We were sat, after the big gig , at a table , winding down and having a few beers. A young woman comes to the table and in faltering English said I just wanted to thank you all for your extraordinary music. Then she turned to me and said may I talk to you for a moment . I said,’please do’.

The story she told was almost unbelievable only because you just can’t imagine something like this unless it happens to you. It’s usually the sort of thing you see in a drama on TV. I think some of the subtleties of the story will be missing because she was telling me this in English.

She said a year ago she had had a boyfriend who had had mental health problems. She had been trying to help him through and she was a bee keeper leading a peaceful life and hoping that would help him. She said that he turned out to be far more ill than she had previously thought. The result was that he tried to kill her. He slashed her throat with a knife. She said her will to live was strong and she survived but he killed himself. She is left with a large scar on her throat. After he had tried to kill her she had struggled coming to terms with things and mending particularly psychologically . She said the main things that had helped her was the music of Blowzabella and in particular my singing . She had listened to it constantly over the course of the year and it had really helped. I was very moved and could barely speak for fear of bursting in to tears. I thanked and said how lovely it was to have helped and I hoped she would continue to go from strength to strength . She said oh yes I will.

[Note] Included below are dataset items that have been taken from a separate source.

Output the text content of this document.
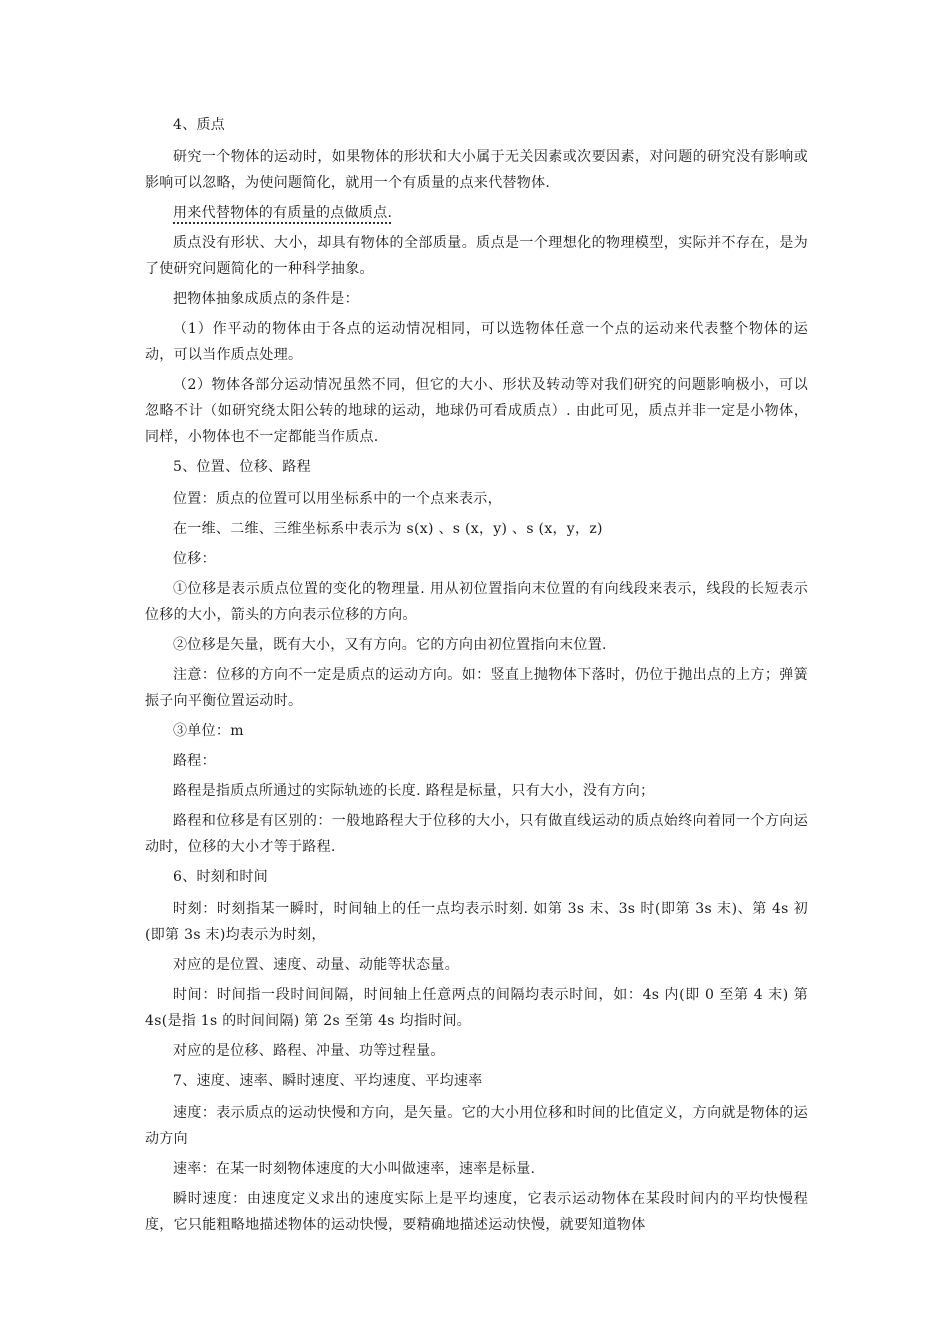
4、质点

研究一个物体的运动时，如果物体的形状和大小属于无关因素或次要因素，对问题的研究没有影响或影响可以忽略，为使问题简化，就用一个有质量的点来代替物体.

用来代替物体的有质量的点做质点.

质点没有形状、大小，却具有物体的全部质量。质点是一个理想化的物理模型，实际并不存在，是为了使研究问题简化的一种科学抽象。

把物体抽象成质点的条件是：

（1）作平动的物体由于各点的运动情况相同，可以选物体任意一个点的运动来代表整个物体的运动，可以当作质点处理。

（2）物体各部分运动情况虽然不同，但它的大小、形状及转动等对我们研究的问题影响极小，可以忽略不计（如研究绕太阳公转的地球的运动，地球仍可看成质点）. 由此可见，质点并非一定是小物体，同样，小物体也不一定都能当作质点.

5、位置、位移、路程

位置：质点的位置可以用坐标系中的一个点来表示，

在一维、二维、三维坐标系中表示为 s(x) 、s (x，y) 、s (x，y，z)

位移：

①位移是表示质点位置的变化的物理量. 用从初位置指向末位置的有向线段来表示，线段的长短表示位移的大小，箭头的方向表示位移的方向。

②位移是矢量，既有大小，又有方向。它的方向由初位置指向末位置.

注意：位移的方向不一定是质点的运动方向。如：竖直上抛物体下落时，仍位于抛出点的上方；弹簧振子向平衡位置运动时。

③单位：m

路程：

路程是指质点所通过的实际轨迹的长度. 路程是标量，只有大小，没有方向；

路程和位移是有区别的：一般地路程大于位移的大小，只有做直线运动的质点始终向着同一个方向运动时，位移的大小才等于路程.

6、时刻和时间

时刻：时刻指某一瞬时，时间轴上的任一点均表示时刻. 如第 3s 末、3s 时(即第 3s 末)、第 4s 初(即第 3s 末)均表示为时刻，

对应的是位置、速度、动量、动能等状态量。

时间：时间指一段时间间隔，时间轴上任意两点的间隔均表示时间，如：4s 内(即 0 至第 4 末) 第 4s(是指 1s 的时间间隔) 第 2s 至第 4s 均指时间。

对应的是位移、路程、冲量、功等过程量。

7、速度、速率、瞬时速度、平均速度、平均速率

速度：表示质点的运动快慢和方向，是矢量。它的大小用位移和时间的比值定义，方向就是物体的运动方向

速率：在某一时刻物体速度的大小叫做速率，速率是标量.

瞬时速度：由速度定义求出的速度实际上是平均速度，它表示运动物体在某段时间内的平均快慢程度，它只能粗略地描述物体的运动快慢，要精确地描述运动快慢，就要知道物体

Isn’t it extraordinary the way our music can touch people’s lives quite profoundly and without us knowing it. I know music can have a profound impact on me and take me instantly to certain places and times and memories of people etc It can also make me laugh and cry and feel excited. But I just don’t expect to be part of something that has that depth of impact on others.

Years ago Token Women used to do a dance in Exeter on a Saturday night and to bump up the fee we would do a concert in Exeter Art centre on the Friday. Programming courtesy of the lovely Andy Morley at the time and hospitality usual at the Morley’s with Ros too. This was effectively their Christmas ceilidh and so our concerts always had a Christmas tinge to them. At that time Kathryn Locke was in the band and she and I used to do a version of Joni Mitchell’s ‘River’. Just cello and voice . It seems to go down well the first time we tried it and so we did it again the following year. In the interval a man came up to me and said, ‘you changed my life when you sang that song last year so thank you’. That was all he said. He didn’t say what had changed or in what way and I am left wondering to this day …..I obviously didn’t change his life but something about that rendition of that song at that time did something to make him change his own. Wow. You don’t forget comments like that.

2 thoughts on “The unseen Power of Music”

  1. Extraordinary, powerful, and humbling story. We don’t always realize the positive energy we’re privileged to help channel but boy, what a blessing that we are enabled to do so. Thanks for sharing this.